Our host in Vienna was a girl I took caving in February, probably our most random of contacts. But we were welcomed into her apartment and made to feel at home, she even fed us! We were really thankful that we had a few nights here to recover and have some good old quality R & R in a nice place  We spent our time relaxing and mooching around the city, seeing the sights, walking in parks, having picnic’s, walking around the Vienna hills and around amazing Castle gardens. We also went out one night and watched the Berlin Philharmonics on a big screen outside the town hall which was a part of Vienna’s open air music festival month. On the last night we had a nice quiet dinner out at the local Italian restaurant which was just lovely. Not too much to report on this city but it was such a good break from the crazy travel schedule we usually follow!

After our relaxing time in Vienna we where ready once again for onward travel and some joy filled singing of ‘the hills are alive’ in the village of Salzburg where coincidently the sound of music was filmed.
We arrived mid day and after a blisteringly hot and sweaty walk across town with our packs and some dripping meat we had brought with us frozen from Vienna we found our hostel. From the outside and looking in the foyer it appeared to be quite plush…. However it was not all as it seemed. It was nice downstairs and the rooms were not too bad, but there was no kitchen or fridge or anywhere to store food, so the dripping meat which had made a mess had to be discarded. This left us with a dilemma as to what to do about dinner, we didn’t really have enough money to eat out every night and we didn’t feel like bread and tomato for lunch and dinner everyday! We decided after having a wee nap to head out to find a supermarket for some inspiration, of course they were way across the other side of town again and with no directions we gradually circled in on them, three big ones with in 200m of each other! Why don’t they spread them out a bit!?!
Anyway we had found some inspiration and bought a single use disposable coal bbq, some vegetables and sausages and some couscous…. Perfect! A bbq every night and some red wine drunk from the bottle… Classy! We divided the coal into 3rds and I (Andy) cooked on a surface of 10cm by 10cm the meat and the vegetables while Sharon fluttering her eyelashes procured some hot water in our little Tupperware container (thanks Roxy! Has been really handy) from the barman to cook the couscous. We enjoyed these bbq’s for 3 nights and rewarded ourselves on the 4th with some pizza!!

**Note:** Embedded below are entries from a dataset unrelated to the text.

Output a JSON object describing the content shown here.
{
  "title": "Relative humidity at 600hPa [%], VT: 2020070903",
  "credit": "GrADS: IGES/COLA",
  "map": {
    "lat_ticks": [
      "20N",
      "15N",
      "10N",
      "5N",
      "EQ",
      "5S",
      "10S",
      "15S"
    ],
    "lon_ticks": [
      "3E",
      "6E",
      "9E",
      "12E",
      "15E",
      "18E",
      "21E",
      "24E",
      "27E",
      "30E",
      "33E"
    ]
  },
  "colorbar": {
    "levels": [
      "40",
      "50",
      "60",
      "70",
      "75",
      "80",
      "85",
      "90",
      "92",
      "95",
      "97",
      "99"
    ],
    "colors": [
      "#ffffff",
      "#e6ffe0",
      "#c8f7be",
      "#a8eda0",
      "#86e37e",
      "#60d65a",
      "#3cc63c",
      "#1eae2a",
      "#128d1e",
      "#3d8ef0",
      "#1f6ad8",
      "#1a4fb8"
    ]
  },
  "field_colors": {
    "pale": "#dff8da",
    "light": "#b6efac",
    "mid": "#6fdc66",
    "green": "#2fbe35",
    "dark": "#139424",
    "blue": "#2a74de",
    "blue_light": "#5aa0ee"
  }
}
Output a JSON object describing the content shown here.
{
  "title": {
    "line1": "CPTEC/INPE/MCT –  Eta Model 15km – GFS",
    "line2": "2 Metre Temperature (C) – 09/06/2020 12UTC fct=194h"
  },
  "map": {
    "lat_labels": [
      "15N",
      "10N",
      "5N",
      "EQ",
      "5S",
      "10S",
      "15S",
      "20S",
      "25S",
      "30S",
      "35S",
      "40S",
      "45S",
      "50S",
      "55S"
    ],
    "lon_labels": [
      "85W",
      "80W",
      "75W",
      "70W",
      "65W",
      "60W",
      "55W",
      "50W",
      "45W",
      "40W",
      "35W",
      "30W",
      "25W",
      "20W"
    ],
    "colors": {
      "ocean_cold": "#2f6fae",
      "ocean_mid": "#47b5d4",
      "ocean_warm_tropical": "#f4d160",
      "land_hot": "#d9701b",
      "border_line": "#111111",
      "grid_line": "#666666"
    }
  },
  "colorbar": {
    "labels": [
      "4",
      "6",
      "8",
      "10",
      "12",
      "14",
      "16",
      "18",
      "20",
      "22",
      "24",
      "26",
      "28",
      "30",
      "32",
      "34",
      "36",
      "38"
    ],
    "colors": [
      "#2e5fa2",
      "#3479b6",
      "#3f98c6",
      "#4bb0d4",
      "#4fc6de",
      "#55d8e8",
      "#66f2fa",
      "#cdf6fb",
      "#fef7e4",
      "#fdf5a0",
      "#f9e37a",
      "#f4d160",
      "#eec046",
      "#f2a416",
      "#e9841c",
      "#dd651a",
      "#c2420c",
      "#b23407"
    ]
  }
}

Salzburg is a small town but the second most visited place in Austria so very busy, the main sightseeing areas around town had throngs of people. The town holds very closely to the fact that Mozart was born there so everything is about him, where he was born where he lived, breathed, and sat and so on, they don’t mention however that Mozart disliked Salzburg and thought the people there were ignorant twats (not his actual words but to the same effect)! We explored a neat monastery that was carved out of the cliff right in town and looked in some more stunning churches.

On our last day we did an excursion out of town to the largest ice cave in the world called Eisriesenwelt. This was a limestone cave 1600 metres up a mountain 42km long that is so cold inside that when all the water seeping through the rock enters the cave it turns into ice formations that look similar to stalactites and mites. There was a gondola that carried you up the entrance from a parking lot halfway up the mountain, but as we are el-cheapos we decided to hike it! The day was beautiful, not a cloud in sight and barely a breath of wind, the effect of this making it ridiculously hot!!! The walk climbed over 600m and was a very steep gradient the whole way across loose scree slopes and rocky cliffs with a great view from your feet straight to the valley floor! (Andy- cool! Sharon- eeek!) Once we reached the cave we joined a group of maybe 70 people to be guided on a 1 hour round trip 1km into the cave. Because we were the only people who spoke English as a first language we were put up the front which gave us the best views. The cave is below freezing and the whole time you are walking on stairs constructed above the ice, it is really steep (up to a 70° incline and climbing 700 stairs we reached the highest point of 1800m, the guide carried with him a coil of magnesium which he burned to light the cave, the effect was amazing! The cave was stunning and well worth the expense of getting there and the hike in blistering heat to reach it, we returned to Salzburg late, starving and exhausted, definitely the night to reward ourselves with pizza and beer!